Thank You For Your Interest

Based on my personal experiences, being a cancer survivor does not warrant reverence. In fact, having a history of cancer puts me in an unfavourable position, acting as a colossal deterrence in the eyes of potential employers. It has been extremely tiring and demoralising looking for a job. Take the listing below for instance:


Yes, the company censored lest they sue me for libel. That day, the HR called to ask why I had been idle the past year. Because honesty is the best policy (my foot), I told her the reason but also informed that I am now in remission. To which, she stammered, "Oh...wow...hmm congratulations on that." Said to forward my resume to the hiring manager and I'll be notified if I'm shortlisted. They rejected me a few days later without an interview.

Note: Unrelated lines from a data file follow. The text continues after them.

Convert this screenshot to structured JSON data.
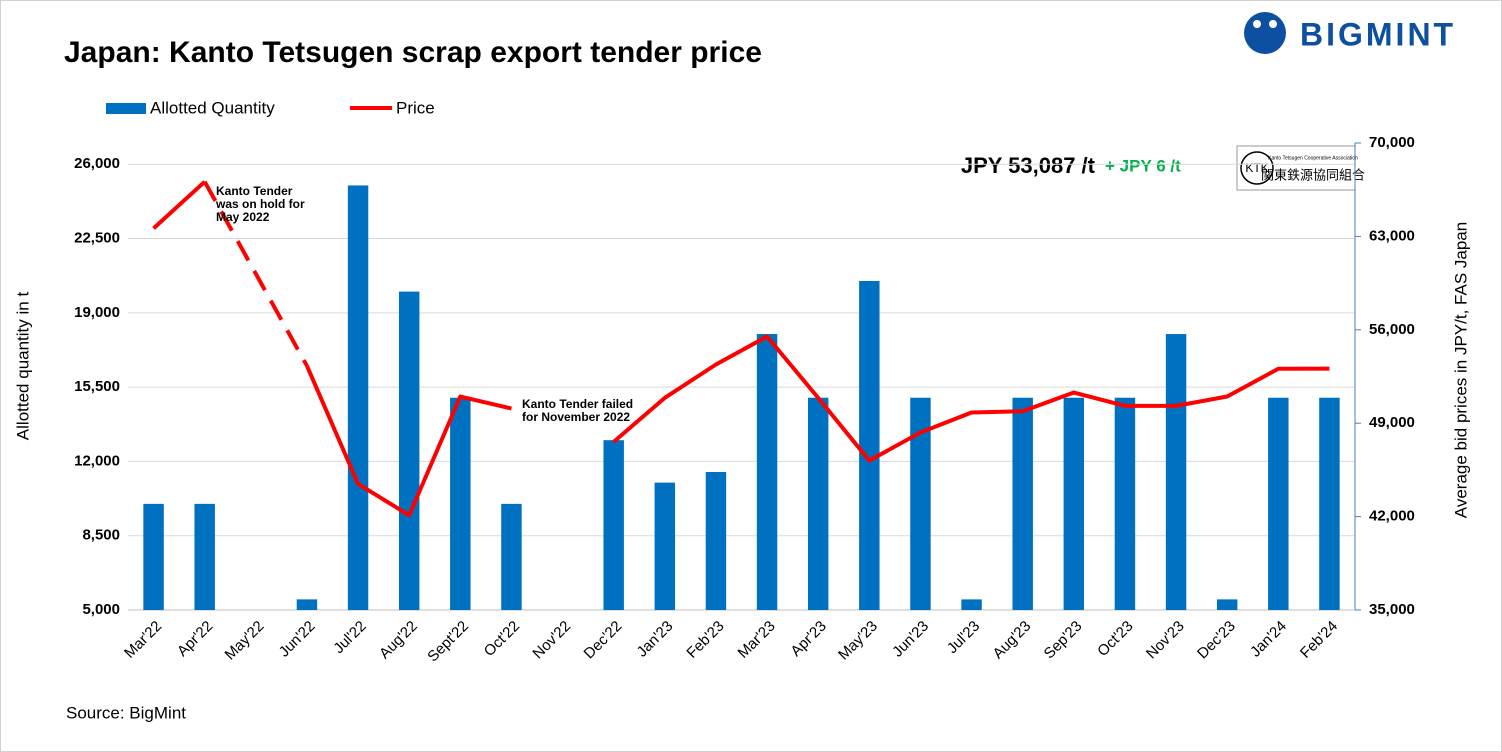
{
  "chart_data": {
    "type": "combo",
    "title": "Japan: Kanto Tetsugen scrap export tender price",
    "logo": "BIGMINT",
    "ktk_logo": {
      "abbr": "KTK",
      "name": "Kanto Tetsugen Cooperative Association",
      "name_ja": "関東鉄源協同組合"
    },
    "callout": {
      "price": "JPY 53,087 /t",
      "change": "+ JPY 6 /t"
    },
    "source": "Source: BigMint",
    "y_label": "Allotted quantity in t",
    "y2_label": "Average bid prices in JPY/t, FAS Japan",
    "categories": [
      "Mar'22",
      "Apr'22",
      "May'22",
      "Jun'22",
      "Jul'22",
      "Aug'22",
      "Sept'22",
      "Oct'22",
      "Nov'22",
      "Dec'22",
      "Jan'23",
      "Feb'23",
      "Mar'23",
      "Apr'23",
      "May'23",
      "Jun'23",
      "Jul'23",
      "Aug'23",
      "Sep'23",
      "Oct'23",
      "Nov'23",
      "Dec'23",
      "Jan'24",
      "Feb'24"
    ],
    "series": [
      {
        "name": "Allotted Quantity",
        "type": "bar",
        "color": "#0070c0",
        "values": [
          10000,
          10000,
          null,
          5500,
          25000,
          20000,
          15000,
          10000,
          null,
          13000,
          11000,
          11500,
          18000,
          15000,
          20500,
          15000,
          5500,
          15000,
          15000,
          15000,
          18000,
          5500,
          15000,
          15000
        ]
      },
      {
        "name": "Price",
        "type": "line",
        "axis": "y2",
        "color": "#ff0000",
        "values": [
          63600,
          67100,
          null,
          53300,
          44450,
          42100,
          51000,
          50100,
          null,
          47600,
          50900,
          53400,
          55500,
          50900,
          46200,
          48300,
          49800,
          49900,
          51300,
          50300,
          50300,
          51000,
          53081,
          53087
        ]
      }
    ],
    "ylim": [
      5000,
      27000
    ],
    "yticks": [
      {
        "value": 5000,
        "label": "5,000"
      },
      {
        "value": 8500,
        "label": "8,500"
      },
      {
        "value": 12000,
        "label": "12,000"
      },
      {
        "value": 15500,
        "label": "15,500"
      },
      {
        "value": 19000,
        "label": "19,000"
      },
      {
        "value": 22500,
        "label": "22,500"
      },
      {
        "value": 26000,
        "label": "26,000"
      }
    ],
    "y2lim": [
      35000,
      70000
    ],
    "y2ticks": [
      {
        "value": 35000,
        "label": "35,000"
      },
      {
        "value": 42000,
        "label": "42,000"
      },
      {
        "value": 49000,
        "label": "49,000"
      },
      {
        "value": 56000,
        "label": "56,000"
      },
      {
        "value": 63000,
        "label": "63,000"
      },
      {
        "value": 70000,
        "label": "70,000"
      }
    ],
    "grid": true,
    "annotations": [
      {
        "lines": [
          "Kanto Tender",
          "was on hold for",
          "May 2022"
        ]
      },
      {
        "lines": [
          "Kanto Tender failed",
          "for November 2022"
        ]
      }
    ]
  }
}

You might say that the rejection could be due to other reasons. But I think that for such a simple role with such simple requirements, were they seriously expecting first class honors, major competition winners, and multi-club presidents? Moreover, it was only a contract job. If were someone of such calibre, I would have been elsewhere earning at least 4k per month. Let me add that I had been in customer service before and communication is key, and I also consider myself someone who pays attention to details, which hiring managers wouldn't know if true or false, if they hadn't even granted the chance to meet me and understand me more as a person. Of course, this isn't the only company that probed about my inactivity. And there were others who only asked during the interview itself, and then their faces turned grim upon hearing the reason.

The society judges ex-convicts and is apprehensive about hiring them. That is why the Yellow Ribbon Project came about, isn't it? To integrate ex-convicts into society, to assimilate them into the workforce, to help prove their worth and change perceptions. I think I can actually understand the difficulties they face. Employers seem to shun me thinking I'm a ticking time bomb, threatening to collapse any minute then they have to clear up the mess and waste time and effort again to recruit another employee thereby taking a toll on productivity. Or they think cancer is a contagious disease that can spread after long-term contact with the affected? I don't know. Maybe there is a need for a Red Ribbon Project to help people like me. AML is not like AIDS which I can still try to prevent. It caught me totally off guard and was beyond my wildest dreams okay? Similarly, it can also happen to any being who is healthy at the moment.

I left some interviews feeling hopeful, but it looks like having a positive experience doesn't mean a positive outcome. You must have come across articles berating "millenials" for not being able to endure hardship or demanding benefits that are too high (e.g. salary). First and foremost, I do not like the term "millenials". Why did they have to coin a special term and put a label on us? That aside, I think those articles are one-sided and lack depth. Millenials have had enough of the spotlight, it is time to shed some on the employers instead. Read "Dear Employers, Don't Blame Millenials For Leaving Your Toxic Workplace" by Rice Media. Before you start mocking, yes I'm not even in the position to leave a workplace because there's none to begin with, but point is, the article raises some salient points about not always pushing blame to millenials because employers are also flawed in their own ways.

Indeed, there are jobs whose salaries are not commensurate with experience and expecting too much from fresh graduates. In another interview that I went to, the HR asked me if I knew the financial terms "A", "B" and "C". I said I did not, and I swear she must've thought "What a noob". The job wasn't really a financial job but merely one that does documentation work, so you prepare papers such as "Letter of Credit". Throughout the interview she kept repeating the same 3 terms - well it seemed like her scope and extent of knowledge were limited to those 3 which she kept using to flaunt and intimidate. I sincerely believe that despite not knowing what documents they are, I could pick them up quickly with on-the-job training. Just like you do not sack all your current employees and select new ones who know because the company has introduced a new system or platform. But apparently, they want something more.

Do companies really value inclusivity, or is it just something they flaunt and "pride themselves on" just so that they create a good image of themselves?